Aritana não disse, mas deixou claro: a diferença entre uma sociedade mágica, espiritualizada e ritualística e uma sociedade, digamos, cartesiana, mas esvaziada até mesmo dessa possibilidade pelo consumismo, alienação e competição que um indígena é incapaz de imaginar como estilo de vida.
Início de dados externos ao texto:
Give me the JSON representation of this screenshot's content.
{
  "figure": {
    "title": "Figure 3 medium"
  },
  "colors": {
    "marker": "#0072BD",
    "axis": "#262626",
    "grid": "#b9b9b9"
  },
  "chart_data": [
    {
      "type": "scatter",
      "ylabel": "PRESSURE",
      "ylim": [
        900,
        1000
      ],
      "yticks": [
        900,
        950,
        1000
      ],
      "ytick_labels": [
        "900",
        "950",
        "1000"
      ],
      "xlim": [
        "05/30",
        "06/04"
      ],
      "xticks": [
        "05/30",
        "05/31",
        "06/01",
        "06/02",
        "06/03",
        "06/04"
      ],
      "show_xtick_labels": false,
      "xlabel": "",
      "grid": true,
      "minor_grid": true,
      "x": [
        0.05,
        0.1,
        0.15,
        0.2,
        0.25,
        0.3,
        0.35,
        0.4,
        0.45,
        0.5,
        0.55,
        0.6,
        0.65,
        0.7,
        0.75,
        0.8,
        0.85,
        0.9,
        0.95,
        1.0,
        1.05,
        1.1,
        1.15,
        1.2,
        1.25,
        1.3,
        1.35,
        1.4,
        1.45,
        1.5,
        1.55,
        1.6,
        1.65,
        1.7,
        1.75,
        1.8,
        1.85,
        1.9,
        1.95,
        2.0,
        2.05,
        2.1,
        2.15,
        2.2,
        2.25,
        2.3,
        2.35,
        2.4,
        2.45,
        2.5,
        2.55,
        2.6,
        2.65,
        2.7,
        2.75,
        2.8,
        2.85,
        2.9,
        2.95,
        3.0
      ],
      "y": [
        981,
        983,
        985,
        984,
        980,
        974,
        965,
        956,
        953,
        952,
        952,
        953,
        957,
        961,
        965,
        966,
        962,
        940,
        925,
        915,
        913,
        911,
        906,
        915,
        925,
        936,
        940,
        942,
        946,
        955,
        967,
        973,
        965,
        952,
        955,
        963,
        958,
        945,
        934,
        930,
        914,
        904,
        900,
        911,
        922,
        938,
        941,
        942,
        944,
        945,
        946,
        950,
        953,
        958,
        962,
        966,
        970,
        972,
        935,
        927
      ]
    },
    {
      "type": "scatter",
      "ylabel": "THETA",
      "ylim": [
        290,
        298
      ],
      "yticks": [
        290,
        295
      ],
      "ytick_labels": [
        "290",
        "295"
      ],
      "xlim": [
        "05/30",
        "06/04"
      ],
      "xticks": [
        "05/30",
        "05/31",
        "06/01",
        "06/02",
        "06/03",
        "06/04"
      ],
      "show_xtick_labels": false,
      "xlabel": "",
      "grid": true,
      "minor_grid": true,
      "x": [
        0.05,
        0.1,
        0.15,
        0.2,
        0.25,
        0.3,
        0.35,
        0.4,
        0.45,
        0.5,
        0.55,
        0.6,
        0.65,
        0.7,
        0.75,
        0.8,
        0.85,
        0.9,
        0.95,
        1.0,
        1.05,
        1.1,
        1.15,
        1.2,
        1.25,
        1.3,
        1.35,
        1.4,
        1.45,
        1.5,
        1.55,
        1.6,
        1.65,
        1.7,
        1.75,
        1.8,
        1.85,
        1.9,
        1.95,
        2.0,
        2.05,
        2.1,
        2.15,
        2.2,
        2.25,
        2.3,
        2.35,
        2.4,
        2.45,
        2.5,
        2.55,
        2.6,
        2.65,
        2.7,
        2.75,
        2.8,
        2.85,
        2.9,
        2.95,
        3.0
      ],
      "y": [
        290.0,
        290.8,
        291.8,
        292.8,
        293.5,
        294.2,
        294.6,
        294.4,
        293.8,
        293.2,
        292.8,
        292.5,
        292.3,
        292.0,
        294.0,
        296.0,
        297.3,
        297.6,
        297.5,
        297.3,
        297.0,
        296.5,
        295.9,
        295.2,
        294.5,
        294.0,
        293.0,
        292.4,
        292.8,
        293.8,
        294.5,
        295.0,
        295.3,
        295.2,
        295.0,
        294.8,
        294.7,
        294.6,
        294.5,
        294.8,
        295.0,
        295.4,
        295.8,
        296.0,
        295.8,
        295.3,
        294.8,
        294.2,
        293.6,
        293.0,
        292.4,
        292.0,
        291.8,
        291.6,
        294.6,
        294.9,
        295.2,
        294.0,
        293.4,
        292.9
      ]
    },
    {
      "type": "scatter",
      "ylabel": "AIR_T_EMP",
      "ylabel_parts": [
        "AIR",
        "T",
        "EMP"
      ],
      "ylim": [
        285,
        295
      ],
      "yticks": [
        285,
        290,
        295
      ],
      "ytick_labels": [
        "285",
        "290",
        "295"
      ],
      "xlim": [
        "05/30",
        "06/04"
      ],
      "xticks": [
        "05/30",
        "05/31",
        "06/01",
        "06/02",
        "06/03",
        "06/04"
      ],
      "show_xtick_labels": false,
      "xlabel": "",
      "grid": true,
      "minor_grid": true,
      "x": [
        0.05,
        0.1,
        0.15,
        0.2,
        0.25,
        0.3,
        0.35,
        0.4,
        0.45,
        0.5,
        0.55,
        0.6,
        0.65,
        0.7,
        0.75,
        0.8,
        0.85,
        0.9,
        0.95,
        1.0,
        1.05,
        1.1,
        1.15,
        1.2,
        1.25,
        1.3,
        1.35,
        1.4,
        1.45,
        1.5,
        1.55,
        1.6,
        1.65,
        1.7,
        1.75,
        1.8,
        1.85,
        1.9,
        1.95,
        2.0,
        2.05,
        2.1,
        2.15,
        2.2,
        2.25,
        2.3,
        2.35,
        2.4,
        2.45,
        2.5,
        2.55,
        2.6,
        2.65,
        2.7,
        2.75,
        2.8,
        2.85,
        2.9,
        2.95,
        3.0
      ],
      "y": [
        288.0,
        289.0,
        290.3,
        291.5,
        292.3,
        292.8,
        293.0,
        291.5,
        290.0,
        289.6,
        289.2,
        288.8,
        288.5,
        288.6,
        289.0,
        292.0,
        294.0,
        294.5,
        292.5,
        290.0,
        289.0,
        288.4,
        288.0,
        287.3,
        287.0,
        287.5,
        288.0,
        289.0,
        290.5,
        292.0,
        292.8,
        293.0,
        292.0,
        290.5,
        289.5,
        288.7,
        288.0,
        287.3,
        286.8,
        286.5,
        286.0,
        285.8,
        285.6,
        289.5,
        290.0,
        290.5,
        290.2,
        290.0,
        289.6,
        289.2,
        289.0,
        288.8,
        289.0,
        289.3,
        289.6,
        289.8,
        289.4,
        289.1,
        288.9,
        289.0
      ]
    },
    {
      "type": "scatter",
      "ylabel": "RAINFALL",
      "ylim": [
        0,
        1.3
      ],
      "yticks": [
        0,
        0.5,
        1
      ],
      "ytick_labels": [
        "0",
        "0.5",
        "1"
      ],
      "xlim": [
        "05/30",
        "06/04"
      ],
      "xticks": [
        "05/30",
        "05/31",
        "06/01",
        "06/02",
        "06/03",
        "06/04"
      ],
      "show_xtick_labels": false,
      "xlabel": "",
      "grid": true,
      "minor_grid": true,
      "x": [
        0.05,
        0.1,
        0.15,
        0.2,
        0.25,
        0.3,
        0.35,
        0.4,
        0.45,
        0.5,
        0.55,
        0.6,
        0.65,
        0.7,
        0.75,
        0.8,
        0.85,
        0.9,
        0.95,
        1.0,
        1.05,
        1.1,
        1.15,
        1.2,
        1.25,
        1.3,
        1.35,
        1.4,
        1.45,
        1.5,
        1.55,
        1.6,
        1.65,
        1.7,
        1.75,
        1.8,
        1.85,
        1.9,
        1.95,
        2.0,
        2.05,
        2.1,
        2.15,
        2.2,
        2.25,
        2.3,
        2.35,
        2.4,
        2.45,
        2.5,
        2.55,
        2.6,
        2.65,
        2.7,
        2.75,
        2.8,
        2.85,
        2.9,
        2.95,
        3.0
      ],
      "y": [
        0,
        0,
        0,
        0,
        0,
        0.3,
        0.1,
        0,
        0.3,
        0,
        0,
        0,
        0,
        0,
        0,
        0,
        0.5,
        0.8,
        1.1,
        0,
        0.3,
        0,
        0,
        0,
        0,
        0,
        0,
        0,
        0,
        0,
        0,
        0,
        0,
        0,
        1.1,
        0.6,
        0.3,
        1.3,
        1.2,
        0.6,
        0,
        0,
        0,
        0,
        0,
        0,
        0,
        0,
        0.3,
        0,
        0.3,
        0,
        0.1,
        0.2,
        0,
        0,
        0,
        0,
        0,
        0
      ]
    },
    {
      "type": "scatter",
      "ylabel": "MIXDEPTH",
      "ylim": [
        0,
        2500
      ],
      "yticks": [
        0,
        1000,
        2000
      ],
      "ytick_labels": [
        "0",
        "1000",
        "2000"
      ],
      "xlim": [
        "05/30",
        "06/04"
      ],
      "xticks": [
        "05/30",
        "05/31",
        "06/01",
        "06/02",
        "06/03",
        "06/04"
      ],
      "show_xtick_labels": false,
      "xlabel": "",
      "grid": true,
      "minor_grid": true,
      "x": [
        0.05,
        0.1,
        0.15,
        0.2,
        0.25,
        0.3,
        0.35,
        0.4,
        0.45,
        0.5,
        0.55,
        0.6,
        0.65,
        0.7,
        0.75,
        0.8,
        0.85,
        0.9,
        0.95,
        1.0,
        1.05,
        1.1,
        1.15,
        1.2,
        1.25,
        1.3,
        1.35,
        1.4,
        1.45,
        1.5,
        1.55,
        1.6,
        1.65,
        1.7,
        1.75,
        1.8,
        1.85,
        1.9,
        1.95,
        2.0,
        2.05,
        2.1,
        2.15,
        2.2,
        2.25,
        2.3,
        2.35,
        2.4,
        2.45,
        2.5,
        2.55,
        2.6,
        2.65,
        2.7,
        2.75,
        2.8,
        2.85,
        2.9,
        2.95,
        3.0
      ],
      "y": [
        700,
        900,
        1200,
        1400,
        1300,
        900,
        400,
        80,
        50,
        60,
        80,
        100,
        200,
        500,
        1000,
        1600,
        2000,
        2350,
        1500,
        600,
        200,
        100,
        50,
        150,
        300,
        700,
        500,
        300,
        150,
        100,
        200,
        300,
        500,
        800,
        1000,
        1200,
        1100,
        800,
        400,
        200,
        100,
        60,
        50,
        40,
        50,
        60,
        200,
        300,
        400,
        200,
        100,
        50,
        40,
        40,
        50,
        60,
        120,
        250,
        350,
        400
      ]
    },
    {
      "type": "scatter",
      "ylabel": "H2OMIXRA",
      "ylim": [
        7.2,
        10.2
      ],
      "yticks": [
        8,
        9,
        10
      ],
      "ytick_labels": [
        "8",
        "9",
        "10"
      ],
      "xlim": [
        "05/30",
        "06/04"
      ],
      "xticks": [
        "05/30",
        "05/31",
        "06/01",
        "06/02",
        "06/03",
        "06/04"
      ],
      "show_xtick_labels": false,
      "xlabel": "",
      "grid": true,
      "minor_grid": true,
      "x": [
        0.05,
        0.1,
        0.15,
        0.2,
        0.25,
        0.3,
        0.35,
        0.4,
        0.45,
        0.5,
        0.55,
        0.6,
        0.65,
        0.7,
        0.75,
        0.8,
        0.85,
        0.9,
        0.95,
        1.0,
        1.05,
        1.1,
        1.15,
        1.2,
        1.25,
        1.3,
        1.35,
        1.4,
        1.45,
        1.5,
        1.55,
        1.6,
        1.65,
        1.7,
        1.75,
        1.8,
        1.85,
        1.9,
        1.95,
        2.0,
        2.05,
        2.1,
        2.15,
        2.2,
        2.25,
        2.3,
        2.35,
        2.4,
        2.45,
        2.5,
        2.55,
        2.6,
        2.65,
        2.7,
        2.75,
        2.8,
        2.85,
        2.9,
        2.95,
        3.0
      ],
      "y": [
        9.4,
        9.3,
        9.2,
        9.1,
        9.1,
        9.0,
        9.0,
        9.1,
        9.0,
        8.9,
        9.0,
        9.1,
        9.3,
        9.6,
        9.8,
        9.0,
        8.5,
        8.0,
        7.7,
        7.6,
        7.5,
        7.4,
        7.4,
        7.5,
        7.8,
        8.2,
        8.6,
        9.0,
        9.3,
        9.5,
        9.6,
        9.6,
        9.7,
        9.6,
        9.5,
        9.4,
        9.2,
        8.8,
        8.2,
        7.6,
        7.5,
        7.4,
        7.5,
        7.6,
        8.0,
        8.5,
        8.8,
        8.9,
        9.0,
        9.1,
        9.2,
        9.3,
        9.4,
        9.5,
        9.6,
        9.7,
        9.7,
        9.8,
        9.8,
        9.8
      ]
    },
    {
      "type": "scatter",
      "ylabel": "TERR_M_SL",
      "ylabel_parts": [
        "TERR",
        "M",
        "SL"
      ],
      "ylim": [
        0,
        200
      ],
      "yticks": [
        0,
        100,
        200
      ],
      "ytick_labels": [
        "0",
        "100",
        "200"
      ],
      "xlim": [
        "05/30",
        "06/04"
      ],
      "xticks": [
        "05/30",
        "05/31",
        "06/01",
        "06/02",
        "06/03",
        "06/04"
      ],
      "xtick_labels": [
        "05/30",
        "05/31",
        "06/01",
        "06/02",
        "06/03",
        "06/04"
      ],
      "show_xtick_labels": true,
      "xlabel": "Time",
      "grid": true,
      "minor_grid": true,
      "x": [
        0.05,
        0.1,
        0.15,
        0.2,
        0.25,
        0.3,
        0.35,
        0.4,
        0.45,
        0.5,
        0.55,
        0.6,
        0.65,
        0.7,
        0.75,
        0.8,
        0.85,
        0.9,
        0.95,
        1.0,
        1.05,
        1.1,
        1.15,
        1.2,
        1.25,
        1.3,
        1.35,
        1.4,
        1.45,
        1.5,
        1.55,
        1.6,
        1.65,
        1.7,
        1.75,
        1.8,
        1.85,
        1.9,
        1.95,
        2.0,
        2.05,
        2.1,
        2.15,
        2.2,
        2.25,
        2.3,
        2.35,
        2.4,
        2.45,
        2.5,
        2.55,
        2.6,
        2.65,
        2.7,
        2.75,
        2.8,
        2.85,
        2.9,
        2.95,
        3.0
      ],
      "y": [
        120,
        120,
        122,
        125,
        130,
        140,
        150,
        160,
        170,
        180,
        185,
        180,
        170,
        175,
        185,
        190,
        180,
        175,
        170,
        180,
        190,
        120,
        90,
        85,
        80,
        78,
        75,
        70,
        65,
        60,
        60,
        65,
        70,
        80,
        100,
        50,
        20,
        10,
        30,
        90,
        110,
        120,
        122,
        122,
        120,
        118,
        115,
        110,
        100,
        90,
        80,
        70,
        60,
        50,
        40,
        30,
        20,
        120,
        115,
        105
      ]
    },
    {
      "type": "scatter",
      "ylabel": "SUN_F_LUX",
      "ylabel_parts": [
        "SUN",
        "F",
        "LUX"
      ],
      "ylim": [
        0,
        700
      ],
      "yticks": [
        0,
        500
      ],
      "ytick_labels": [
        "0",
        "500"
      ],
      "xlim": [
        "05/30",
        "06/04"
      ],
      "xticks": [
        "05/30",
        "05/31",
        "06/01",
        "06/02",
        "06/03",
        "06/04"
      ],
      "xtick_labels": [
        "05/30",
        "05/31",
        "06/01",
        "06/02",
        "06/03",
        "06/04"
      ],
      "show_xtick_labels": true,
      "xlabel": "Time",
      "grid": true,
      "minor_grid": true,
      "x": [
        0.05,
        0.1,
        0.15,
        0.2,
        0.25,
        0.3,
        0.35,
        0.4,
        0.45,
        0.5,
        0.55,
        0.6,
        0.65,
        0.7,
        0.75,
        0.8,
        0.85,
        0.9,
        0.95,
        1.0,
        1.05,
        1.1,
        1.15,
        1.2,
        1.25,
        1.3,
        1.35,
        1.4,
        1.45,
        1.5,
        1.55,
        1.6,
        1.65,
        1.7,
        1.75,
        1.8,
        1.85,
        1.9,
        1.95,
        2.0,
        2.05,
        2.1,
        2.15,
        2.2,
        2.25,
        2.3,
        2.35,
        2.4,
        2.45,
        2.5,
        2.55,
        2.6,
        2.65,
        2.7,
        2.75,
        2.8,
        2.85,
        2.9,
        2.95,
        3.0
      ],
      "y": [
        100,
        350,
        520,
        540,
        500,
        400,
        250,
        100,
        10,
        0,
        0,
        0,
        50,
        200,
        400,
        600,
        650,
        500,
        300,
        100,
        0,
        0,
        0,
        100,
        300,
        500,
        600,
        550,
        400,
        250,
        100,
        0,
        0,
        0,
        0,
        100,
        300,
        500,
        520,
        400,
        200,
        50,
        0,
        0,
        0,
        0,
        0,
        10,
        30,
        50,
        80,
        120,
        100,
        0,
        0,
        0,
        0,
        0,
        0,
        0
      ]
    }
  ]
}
A morte de Aritana, em uma idade em que poderia fazer muito por seu povo e por todo o Brasil, ainda que muitos sejam incapazes de perceber essa possibilidade, é tanto um lamento quanto um alerta. Mais um. Cada dia mais evidente e dramático em uma sociedade submetida a um brutal processo de aniquilação.

Quem tiver interesse em conhecer os cenários possíveis por aqui, talvez possa encontrar resposta em um clássico: o livro “Enterrem meu coração na curva do rio”, do escritor e historiador Dorris Alexander “Dee” Brown, que relata a sanguinária aniquilação de populações indígenas nos Estados Unidos, mostradas em faroestes vivenciados por atores reacionários como John Wayne. Ah, sim! Essa também é a fonte da expressão “branco”, termo usado para se referir a quem não é indígena. Injustificada para um país como o Brasil.

Aritana, o corajoso e sábio conciliador, no sentido mais nobre dessa expressão, fará falta imensa. Ela já começa a se fazer sentir.

Ulisses Capozzoli é mestre e doutor em ciências pela Universidade de São Paulo (USP). Foi editor durante 12 anos de Scientific American Brasil. Autor de vários livros como “Antártida, a última terra” e “No reino dos astrônomos cegos”.